When navigating and interacting in challenging environments where sensory information is imperfect and incomplete, robots must make decisions that account for these shortcomings. We propose a novel method for quantifying and representing such perceptual uncertainty in 3D reconstruction through occupancy uncertainty estimation. We develop a framework to incorporate it into grasp selection for autonomous manipulation in underwater environments. Instead of treating each measurement equally when deciding which location to grasp from, we present a framework that propagates uncertainty inherent in the multi-view reconstruction process into the grasp selection. We evaluate our method with both simulated and the real world data, showing that by accounting for uncertainty, the grasp selection becomes robust against partial and noisy measurements. Code will be made available at https://onurbagoren.github.io/PUGS/

Paper Structure

This paper contains 23 sections, 7 equations, 4 figures, 1 table, 1 algorithm.

Figures (4)

  • Figure 1: Real-world underwater manipulation setup in the test tank at the University of Washington Applied Physics Laboratory (UW-APL). The test system includes a Reach Robotics Bravo 7 electric manipulator and Trisect subsea stereo sensor. The gripper in red shows the grasp pose from an out-of-the-box grasp selection model player_real-time_2023. The proposed method successfully leads to a more reliable grasping location, shown in green, by using perceptual uncertainty to weigh more favorable grasp locations. The visualizations are taken from evaluations of a real-world dataset and overlaid to match the photo showing the robot during regular operation.

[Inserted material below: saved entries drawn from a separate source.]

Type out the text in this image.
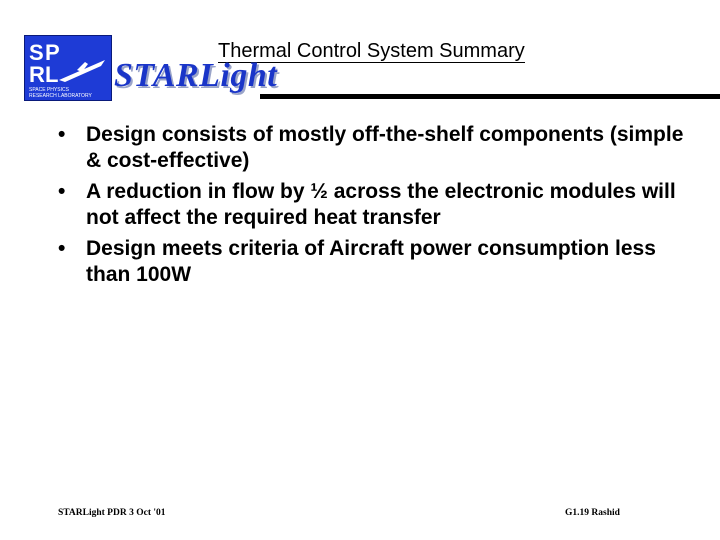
S P
R L
SPACE PHYSICS
RESEARCH LABORATORY
Thermal Control System Summary
STARLight
• Design consists of mostly off-the-shelf components (simple & cost-effective)
• A reduction in flow by ½ across the electronic modules will not affect the required heat transfer
• Design meets criteria of Aircraft power consumption less than 100W
STARLight PDR 3 Oct '01	G1.19 Rashid
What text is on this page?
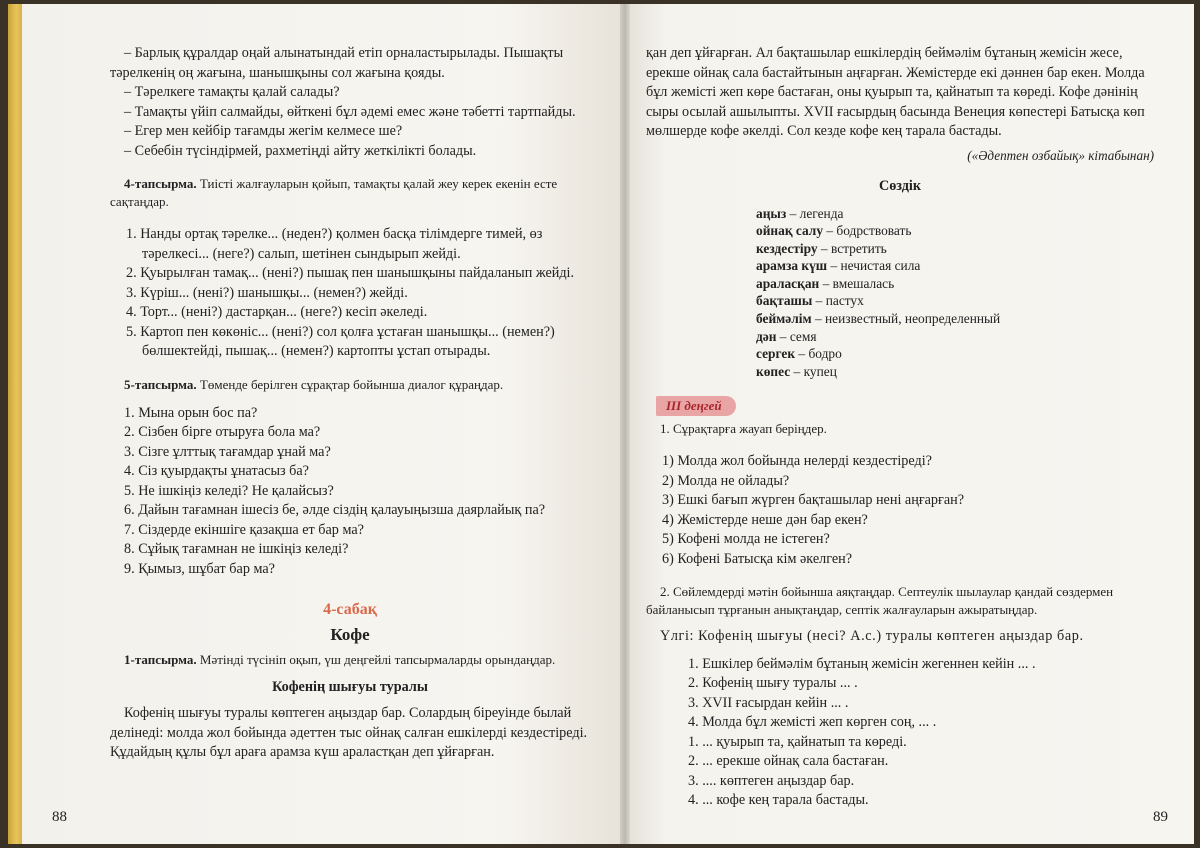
– Барлық құралдар оңай алынатындай етіп орналастырылады. Пышақты тәрелкенің оң жағына, шанышқыны сол жағына қояды.

– Тәрелкеге тамақты қалай салады?

– Тамақты үйіп салмайды, өйткені бұл әдемі емес және тәбетті тартпайды.

– Егер мен кейбір тағамды жегім келмесе ше?

– Себебін түсіндірмей, рахметіңді айту жеткілікті болады.

4-тапсырма. Тиісті жалғауларын қойып, тамақты қалай жеу керек екенін есте сақтаңдар.

1. Нанды ортақ тәрелке... (неден?) қолмен басқа тілімдерге тимей, өз тәрелкесі... (негe?) салып, шетінен сындырып жейді.
2. Қуырылған тамақ... (нені?) пышақ пен шанышқыны пайдаланып жейді.
3. Күріш... (нені?) шанышқы... (немен?) жейді.
4. Торт... (нені?) дастарқан... (негe?) кесіп әкеледі.
5. Картоп пен көкөніс... (нені?) сол қолға ұстаған шанышқы... (немен?) бөлшектейді, пышақ... (немен?) картопты ұстап отырады.

5-тапсырма. Төменде берілген сұрақтар бойынша диалог құраңдар.

1. Мына орын бос па?
2. Сізбен бірге отыруға бола ма?
3. Сізге ұлттық тағамдар ұнай ма?
4. Сіз қуырдақты ұнатасыз ба?
5. Не ішкіңіз келеді? Не қалайсыз?
6. Дайын тағамнан ішесіз бе, әлде сіздің қалауыңызша даярлайық па?
7. Сіздерде екіншіге қазақша ет бар ма?
8. Сұйық тағамнан не ішкіңіз келеді?
9. Қымыз, шұбат бар ма?
4-сабақ
Кофе

1-тапсырма. Мәтінді түсініп оқып, үш деңгейлі тапсырмаларды орындаңдар.

Кофенің шығуы туралы

Кофенің шығуы туралы көптеген аңыздар бар. Солардың біреуінде былай делінеді: молда жол бойында әдеттен тыс ойнақ салған ешкілерді кездестіреді. Құдайдың құлы бұл араға арамза күш араластқан деп ұйғарған.

88

қан деп ұйғарған. Ал бақташылар ешкілердің беймәлім бұтаның жемісін жесе, ерекше ойнақ сала бастайтынын аңғарған. Жемістерде екі дәннен бар екен. Молда бұл жемісті жеп көре бастаған, оны қуырып та, қайнатып та көреді. Кофе дәнінің сыры осылай ашылыпты. XVII ғасырдың басында Венеция көпестері Батысқа көп мөлшерде кофе әкелді. Сол кезде кофе кең тарала бастады.

(«Әдептен озбайық» кітабынан)
Сөздік
аңыз – легенда
ойнақ салу – бодрствовать
кездестіру – встретить
арамза күш – нечистая сила
араласқан – вмешалась
бақташы – пастух
беймәлім – неизвестный, неопределенный
дән – семя
сергек – бодро
көпес – купец
III деңгей

1. Сұрақтарға жауап беріңдер.

1) Молда жол бойында нелерді кездестіреді?
2) Молда не ойлады?
3) Ешкі бағып жүрген бақташылар нені аңғарған?
4) Жемістерде неше дән бар екен?
5) Кофені молда не істеген?
6) Кофені Батысқа кім әкелген?

2. Сөйлемдерді мәтін бойынша аяқтаңдар. Септеулік шылаулар қандай сөздермен байланысып тұрғанын анықтаңдар, септік жалғауларын ажыратыңдар.

Үлгі: Кофенің шығуы (несі? А.с.) туралы көптеген аңыздар бар.

1. Ешкілер беймәлім бұтаның жемісін жегеннен кейін ... .
2. Кофенің шығу туралы ... .
3. XVII ғасырдан кейін ... .
4. Молда бұл жемісті жеп көрген соң, ... .
1. ... қуырып та, қайнатып та көреді.
2. ... ерекше ойнақ сала бастаған.
3. .... көптеген аңыздар бар.
4. ... кофе кең тарала бастады.
89
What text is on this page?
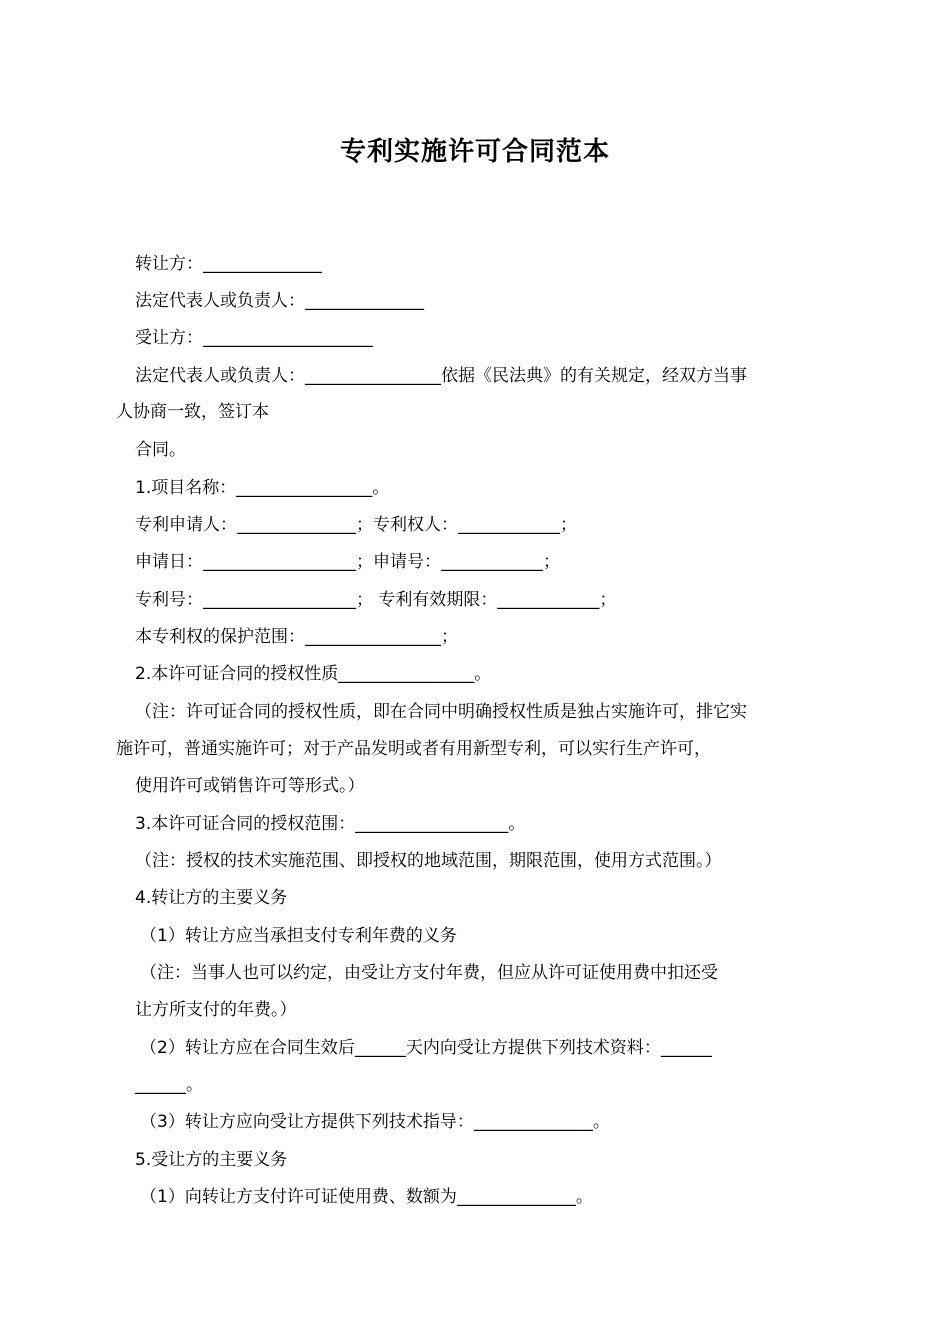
专利实施许可合同范本
转让方：______________
法定代表人或负责人：______________
受让方：____________________
法定代表人或负责人：________________依据《民法典》的有关规定，经双方当事
人协商一致，签订本
合同。
1.项目名称：________________。
专利申请人：______________；专利权人：____________；
申请日：__________________；申请号：____________；
专利号：__________________； 专利有效期限：____________；
本专利权的保护范围：________________；
2.本许可证合同的授权性质________________。
（注：许可证合同的授权性质，即在合同中明确授权性质是独占实施许可，排它实
施许可，普通实施许可；对于产品发明或者有用新型专利，可以实行生产许可，
使用许可或销售许可等形式。）
3.本许可证合同的授权范围：__________________。
（注：授权的技术实施范围、即授权的地域范围，期限范围，使用方式范围。）
4.转让方的主要义务
（1）转让方应当承担支付专利年费的义务
（注：当事人也可以约定，由受让方支付年费，但应从许可证使用费中扣还受
让方所支付的年费。）
（2）转让方应在合同生效后______天内向受让方提供下列技术资料：______
______。
（3）转让方应向受让方提供下列技术指导：______________。
5.受让方的主要义务
（1）向转让方支付许可证使用费、数额为______________。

  • Figure 2: Overview of the proposed system. We use a SLAM pipeline to construct dense 3D reconstructions of objects of interest. PUGS quantifies the uncertainty inherent in the observation and pose estimation to construct an occupancy uncertainty representation. We use TSGrasp player_real-time_2023 as the baseline network to regress on grasp poses and confidences. The final grasp confidence and pose are determined by fusing the PUGS occupancy uncertainty output and the TSGrasp confidences.

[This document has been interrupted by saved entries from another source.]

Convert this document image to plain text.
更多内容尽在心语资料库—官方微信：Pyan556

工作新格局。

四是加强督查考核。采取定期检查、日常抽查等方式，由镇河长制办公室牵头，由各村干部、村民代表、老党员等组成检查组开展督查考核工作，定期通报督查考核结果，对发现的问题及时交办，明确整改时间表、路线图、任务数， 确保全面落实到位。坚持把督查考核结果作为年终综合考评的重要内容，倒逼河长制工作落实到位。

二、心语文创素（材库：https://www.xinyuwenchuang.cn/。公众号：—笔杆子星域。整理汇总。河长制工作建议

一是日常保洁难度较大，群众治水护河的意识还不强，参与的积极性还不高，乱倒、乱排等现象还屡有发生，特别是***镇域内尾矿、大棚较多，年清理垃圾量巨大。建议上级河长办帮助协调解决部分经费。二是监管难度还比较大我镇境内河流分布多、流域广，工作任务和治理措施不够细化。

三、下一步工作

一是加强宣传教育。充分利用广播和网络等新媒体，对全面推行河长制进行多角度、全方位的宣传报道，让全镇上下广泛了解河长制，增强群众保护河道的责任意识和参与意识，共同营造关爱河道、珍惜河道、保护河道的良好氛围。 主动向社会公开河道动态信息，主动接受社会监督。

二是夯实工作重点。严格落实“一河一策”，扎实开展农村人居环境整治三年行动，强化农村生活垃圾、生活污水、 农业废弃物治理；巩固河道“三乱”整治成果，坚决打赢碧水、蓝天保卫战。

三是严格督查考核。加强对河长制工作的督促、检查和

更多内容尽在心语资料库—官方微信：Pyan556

  • Figure 3: Selected results from simulation experiments with partial reconstructions of the kettlebell (first row) and noisy partial reconstructions of the coffee mug (second row). The first column shows the 3D object; the second column shows the grasps proposed by TSGrasp player_real-time_2023, and the third column shows the grasps after the adjustment made by PUGS. The first row shows the partially reconstructed kettlebell and the ability of PUGS to recover from an incorrect grasp pose prediction where TSGrasp attempts to grasp from the edge of the partial reconstruction and PUGS leads to a more reliable grasp. The second row shows a noisy reconstruction of the coffee mug, and a corrected grasp prediction by PUGS.

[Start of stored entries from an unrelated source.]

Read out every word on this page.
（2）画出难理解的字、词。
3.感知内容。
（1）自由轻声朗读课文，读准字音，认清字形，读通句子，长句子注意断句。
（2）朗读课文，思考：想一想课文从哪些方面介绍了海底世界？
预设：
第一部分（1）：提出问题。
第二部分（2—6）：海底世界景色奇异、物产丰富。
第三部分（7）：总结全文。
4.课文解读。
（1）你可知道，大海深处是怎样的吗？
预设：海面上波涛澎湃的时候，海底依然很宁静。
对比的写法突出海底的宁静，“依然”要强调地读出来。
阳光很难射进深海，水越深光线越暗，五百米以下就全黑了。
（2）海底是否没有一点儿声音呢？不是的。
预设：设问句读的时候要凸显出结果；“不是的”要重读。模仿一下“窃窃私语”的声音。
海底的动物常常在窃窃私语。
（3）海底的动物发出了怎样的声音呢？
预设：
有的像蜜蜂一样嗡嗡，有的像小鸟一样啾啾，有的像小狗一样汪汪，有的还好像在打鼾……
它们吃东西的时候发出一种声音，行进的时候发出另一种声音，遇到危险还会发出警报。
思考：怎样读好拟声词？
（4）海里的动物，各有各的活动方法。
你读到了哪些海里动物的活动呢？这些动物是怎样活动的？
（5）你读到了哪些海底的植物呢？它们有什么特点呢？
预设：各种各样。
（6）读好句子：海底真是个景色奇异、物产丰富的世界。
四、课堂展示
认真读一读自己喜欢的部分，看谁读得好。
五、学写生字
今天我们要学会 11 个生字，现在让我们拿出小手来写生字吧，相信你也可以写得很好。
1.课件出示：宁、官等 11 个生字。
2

  • Figure 4: Results from data collected from the test tank. The columns represent separate logs collected in the test tank. Each log contains images of partial views from different angles of the kettlebell. The first and second columns are from the same log, but the first column shows the pointcloud without the aggressive filtering. Here, we show a qualitative comparison of the proposed grasp poses from PUGS (green) and TSGrasp (red) player_real-time_2023. The reconstructions are colored by the weighted confidence output of PUGS and overlaid on a representative 3D model of the object for easy visualization. Higher confidence regions are colored in red, and lower confidence regions are colored in blue.